Originally published on Nation of Change, July 17, 2012
Make no mistake about it. America is in an extreme state of mind. It is gripped by forces that can only be described as psychotic.
The great poets and playwrights understood implicitly that to understand politics—indeed, to truly understand anything human—one not only had to understand the intricacies of the human mind, but extreme states such as psychosis.
Much of what motivates humans is buried deep in the unconscious. As a result, most people are not unaware of some of the most powerful determinants of human behavior. This is why drama is so important. It is the art form par excellence that digs far below the surface of everyday life to bring up to the light and thus examine the “dark forces” that govern so much of human conduct.

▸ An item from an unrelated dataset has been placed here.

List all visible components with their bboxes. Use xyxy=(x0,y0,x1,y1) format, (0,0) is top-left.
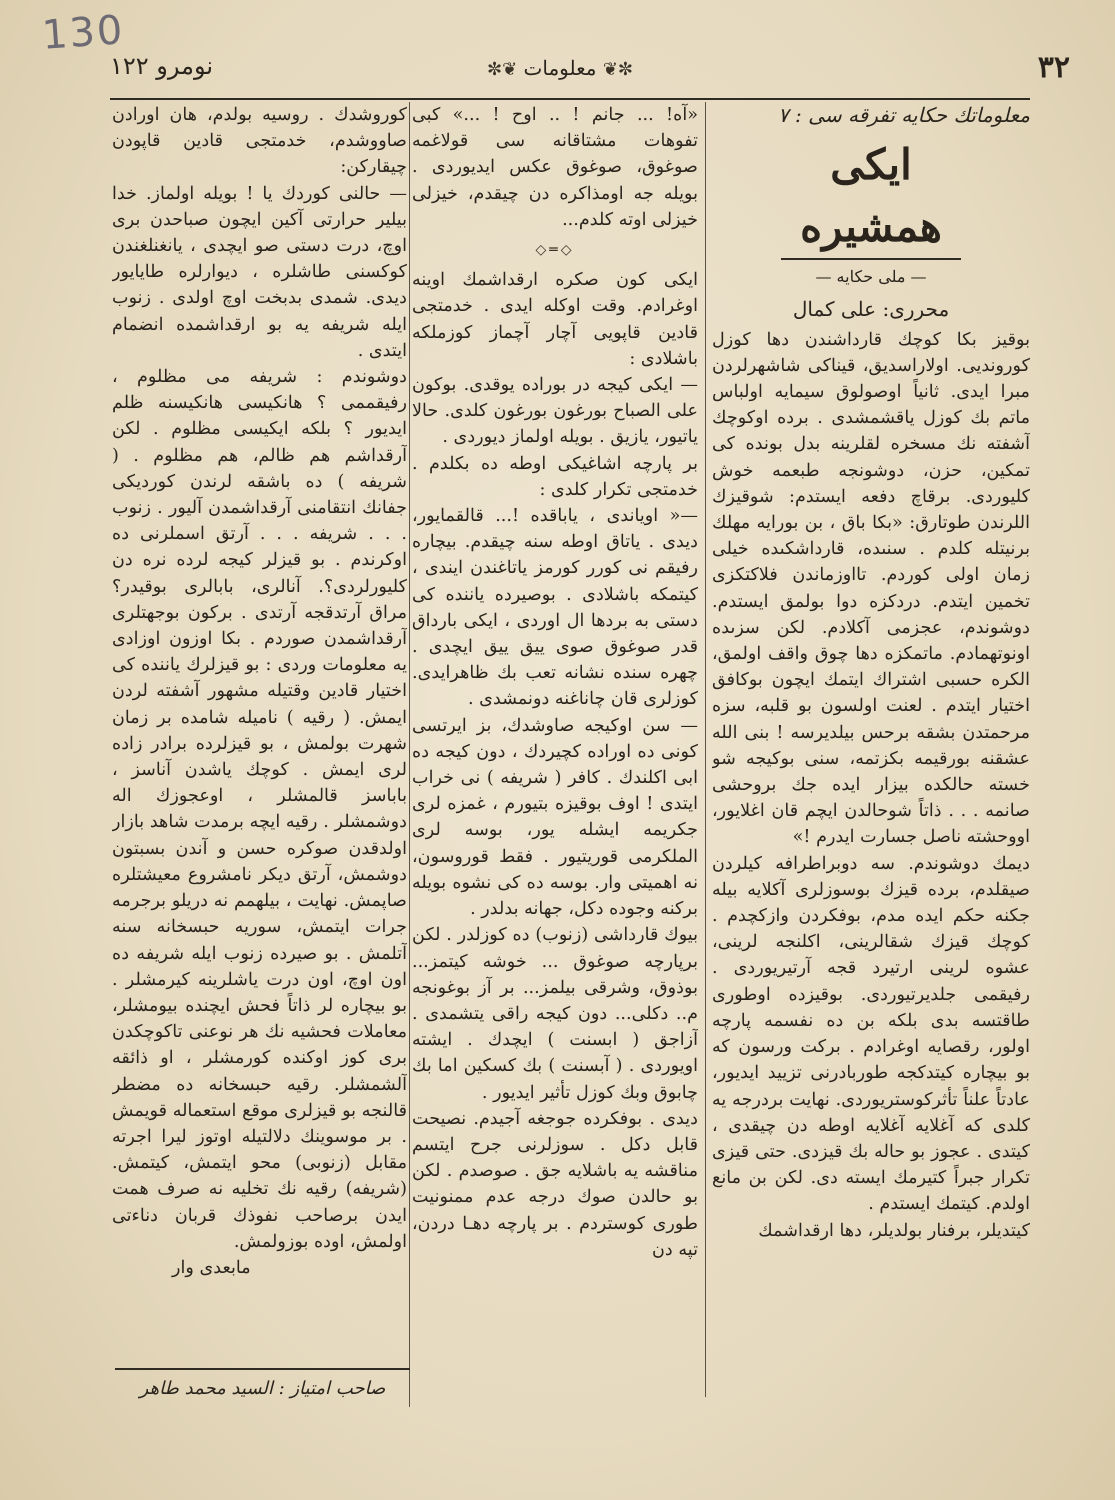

This was brought home recently when my wife and I had the opportunity to attend the play Medea, Macbeth, and Cinderella in Ashland. Despite its critical shortcomings—too often it seemed that three of the most disparate characters imaginable were merely thrown together as in a disjointed nightmare—it nevertheless managed to illuminate the dark side of politics even though this was not the prime intention of the play.
Medea, Macbeth, Cinderella brings together three of the major forms of drama: Greek, Elizabethan, and the modern American Musical Comedy in Rogers and Hammerstein’s Broadway production of Cinderella. But most of all, it serves as a prime vehicle to compare and examine the role of women at three critical stages of life: middle, Medea; late, Lady Macbeth; and early, Cinderella.
One of the key interpretations of Medea is that she is driven to murder her children because of the uncontrollable rage she feels towards her husband who has deserted her for a younger woman. Lady Macbeth is complicit in her husband’s murder of the king as well as subsequent murders because of their ruthless ambition. And, Cinderella represents the stage of youthful, dreamy idealism, if not pure fantasy.
From a psychological standpoint, Medea is gripped by an extreme state of psychotic rage. In killing her children, she has lost complete contact with rationality, if not reality altogether. In a word, she is not only consumed, but blinded by overwhelming hatred. Lady Macbeth is equally blinded. She too is in a deep psychotic state, in this case one of murderous and completely out of control ambition. And, Cinderella is living in a state of pure fantasy, if not an out-and-out delusion. While she is not necessarily in a psychotic state, she is clearly on the borderline between reality and unreality. Were she to acknowledge the unresolved hatred she feels towards her stepsisters and stepmother, then she might indeed experience psychotic rage as well.
To be fair, while women are central characters in all three plays, the male characters have more than their share of psychosis as well. Thus, Media, Macbeth, Cinderella should be viewed more broadly. It is not just about women alone. It is about the human condition.The parallels with contemporary politics are astounding. The Republicans and the extreme Right are literally—not figuratively– willing to kill the children, and of course the parents, of the uninsured—if not their own in the bargain– because of their uncontrolled hatred of a government that in their eyes has betrayed them by electing a Black President. Worse, a Black man has taken away their basic and God-given freedom to govern their most personal possession, their own bodies and health. The rage they feel outshines Medea a thousand times over.
The overwhelming ambition of the Republican candidates leads to them utter the worst, contemptible, and in this sense, “murderous” lies and falsehoods.
Finally, Cinderella’s dream-like fantasies represent the Republican and Far Right fictions of an idealized America that is no more, if it ever was.
To see Medea, Macbeth, Cinderella is not only to witness, but endure the endless psychotic bouts of behavior that govern so much of our contemporary politics. This is not to label flippantly those whose political views I disagree with as necessarily “psychotic.” Far from it. My use of the term psychotic is reserved only for the use of the most violet language that characterizes President Obama in the foulest of ways. If it isn’t out and out psychotic, then it certainly borders on it.
Unfortunately, unlike the play, the curtain does not come down in “real life.” Indeed, it seems as if the “play” will never end.
As Nietzsche once said, “History is a nightmare from which I am trying to awake.” Our poets and philosophers know this all too well. If only the general public and our politicians did.